What happened 

Shares of Nvidia (NVDA -2.25%) jumped 8% to a record closing high of $316.75 on Thursday after the chipmaker announced blockbuster sales and profits. 

So what

Nvidia's revenue rocketed 50% year over year to $7.1 billion in its fiscal 2022 third quarter. The gains were driven by a 55% surge in data center sales, to $2.9 billion, and a 42% jump in gaming revenue, to $3.22 billion.

CEO Jensen Huang said the company's data center business is benefiting from the growth of the cloud-computing market, as well as "broadening adoption" of its artificial intelligence technology "by more than 25,000 companies." Nvidia's chips are also helping to fuel the growth of the massive global gaming industry.

"Demand was strong across the board," Chief Financial Officer Colette Kress said during a conference call with analysts. 

A person is pointing to an upwardly sloping stock chart.

Investors bid up Nvidia's share price to new highs on Thursday. Image source: Getty Images.
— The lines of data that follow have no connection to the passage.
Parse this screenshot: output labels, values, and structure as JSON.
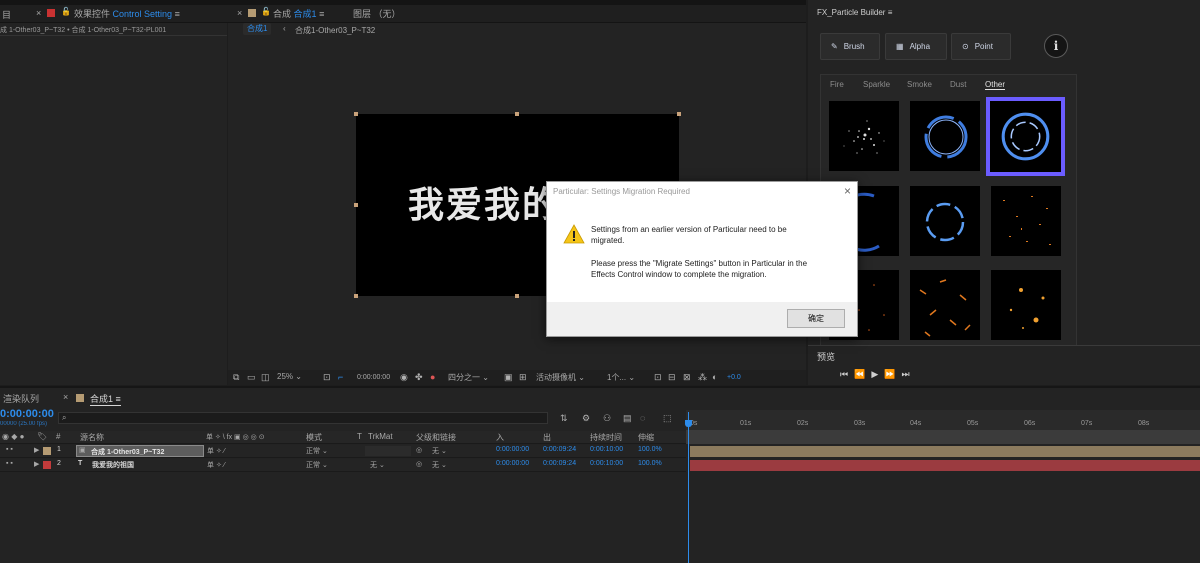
{
  "left_panel": {
    "tab_partial": "目",
    "sub_path": "成 1-Other03_P~T32 • 合成 1-Other03_P~T32-PL001"
  },
  "effects_panel": {
    "tab_label": "效果控件",
    "tab_value": "Control Setting",
    "menu_icon": "hamburger-icon"
  },
  "comp_panel": {
    "tab_label": "合成",
    "tab_value": "合成1",
    "layer_tab": "图层 （无）",
    "breadcrumb_active": "合成1",
    "breadcrumb_next": "合成1-Other03_P~T32",
    "canvas_text": "我爱我的"
  },
  "viewer_toolbar": {
    "zoom": "25%",
    "timecode": "0:00:00:00",
    "resolution": "四分之一",
    "camera": "活动摄像机",
    "views": "1个...",
    "exposure": "+0.0"
  },
  "particle_builder": {
    "title": "FX_Particle Builder",
    "buttons": [
      "Brush",
      "Alpha",
      "Point"
    ],
    "info_icon": "info-icon",
    "tabs": [
      "Fire",
      "Sparkle",
      "Smoke",
      "Dust",
      "Other"
    ],
    "active_tab": "Other",
    "accent": "#6b5cff"
  },
  "preview": {
    "label": "预览"
  },
  "dialog": {
    "title": "Particular: Settings Migration Required",
    "line1": "Settings from an earlier version of Particular need to be",
    "line2": "migrated.",
    "line3": "Please press the \"Migrate Settings\" button in Particular in the",
    "line4": "Effects Control window to complete the migration.",
    "ok": "确定"
  },
  "timeline": {
    "tab_render": "渲染队列",
    "tab_comp": "合成1",
    "timecode": "0:00:00:00",
    "fps": "00000 (25.00 fps)",
    "columns": {
      "num": "#",
      "name": "源名称",
      "switches": "单 ✧ \\ fx ▣ ◎ ◎ ⊙",
      "mode": "模式",
      "t": "T",
      "trkmat": "TrkMat",
      "parent": "父级和链接",
      "in": "入",
      "out": "出",
      "duration": "持续时间",
      "stretch": "伸缩"
    },
    "ruler": [
      "0s",
      "01s",
      "02s",
      "03s",
      "04s",
      "05s",
      "06s",
      "07s",
      "08s"
    ],
    "layers": [
      {
        "num": "1",
        "name": "合成 1-Other03_P~T32",
        "mode": "正常",
        "trkmat": "",
        "parent": "无",
        "in": "0:00:00:00",
        "out": "0:00:09:24",
        "duration": "0:00:10:00",
        "stretch": "100.0%",
        "color": "#b59b73"
      },
      {
        "num": "2",
        "name": "我爱我的祖国",
        "mode": "正常",
        "trkmat": "无",
        "parent": "无",
        "in": "0:00:00:00",
        "out": "0:00:09:24",
        "duration": "0:00:10:00",
        "stretch": "100.0%",
        "color": "#c23b3b"
      }
    ]
  }
}
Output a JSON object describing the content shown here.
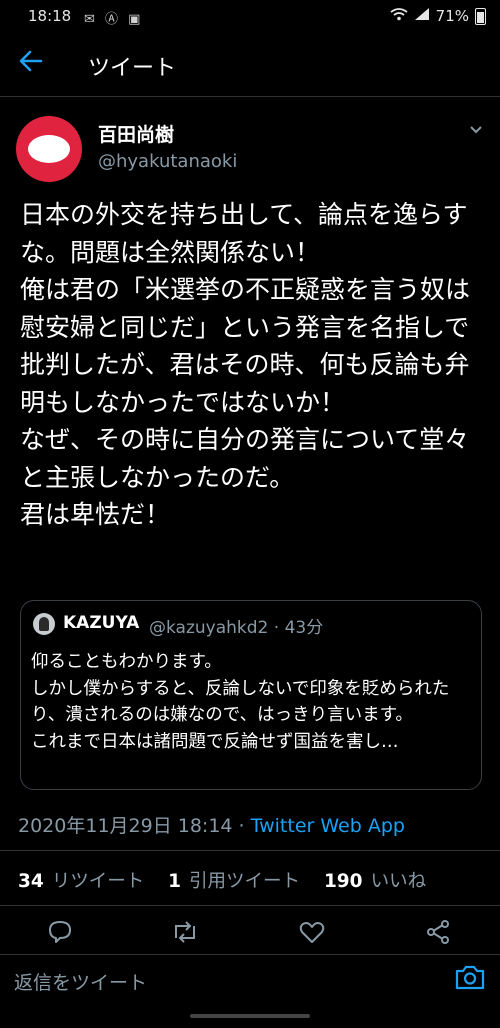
{
  "status_bar": {
    "time": "18:18",
    "battery": "71%"
  },
  "header": {
    "title": "ツイート"
  },
  "author": {
    "name": "百田尚樹",
    "handle": "@hyakutanaoki"
  },
  "tweet": {
    "text": "日本の外交を持ち出して、論点を逸らすな。問題は全然関係ない！\n俺は君の「米選挙の不正疑惑を言う奴は慰安婦と同じだ」という発言を名指しで批判したが、君はその時、何も反論も弁明もしなかったではないか！\nなぜ、その時に自分の発言について堂々と主張しなかったのだ。\n君は卑怯だ！",
    "timestamp": "2020年11月29日 18:14",
    "separator": " · ",
    "source": "Twitter Web App"
  },
  "quoted": {
    "name": "KAZUYA",
    "handle": "@kazuyahkd2 · 43分",
    "text": "仰ることもわかります。\nしかし僕からすると、反論しないで印象を貶められたり、潰されるのは嫌なので、はっきり言います。\nこれまで日本は諸問題で反論せず国益を害し…"
  },
  "stats": {
    "retweets_count": "34",
    "retweets_label": "リツイート",
    "quotes_count": "1",
    "quotes_label": "引用ツイート",
    "likes_count": "190",
    "likes_label": "いいね"
  },
  "actions": {
    "icons": [
      "reply-icon",
      "retweet-icon",
      "like-icon",
      "share-icon"
    ]
  },
  "reply": {
    "placeholder": "返信をツイート"
  },
  "colors": {
    "accent": "#1da1f2",
    "background": "#000000",
    "muted": "#8899a6",
    "avatar": "#e0243f"
  }
}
Moreover, Nvidia is becoming far more profitable as its revenue base expands. Its adjusted gross margin improved by 1.5 percentage points to 67%, and its operating expenses increased at only half the rate of its revenue growth.

Together, Nvidia's rising gross profits and operating-cost discipline drove a sharp increase in earnings. All told, the tech-leader's adjusted net income soared 62% to $3 billion, or $1.17 per share.

Now what

Management sees more good times ahead, with revenue rising by approximately 48% year over year to $7.4 billion in the fourth quarter. But what got investors even more excited was the vision Huang shared for Nvidia's Omniverse platform for generating interactive AI-powered "avatars."

"We built Omniverse Avatars to make it easy for people to integrate some amazing technology for computer vision, for speech recognition, natural language understanding, gesture recognition, facial animation and speech synthesis, recommender systems, all of that integrated into one system and running in real time," Huang said during the company's earnings call. 

Avatars will essentially serve as virtual robotics applications that provide assistance in a wide range of areas. Nvidia intends to charge each Omniverse Avatar user a licensing fee of $1,000 per year. In turn, some analysts peg Nvidia's new Omniverse market opportunity at a staggering $100 billion per year.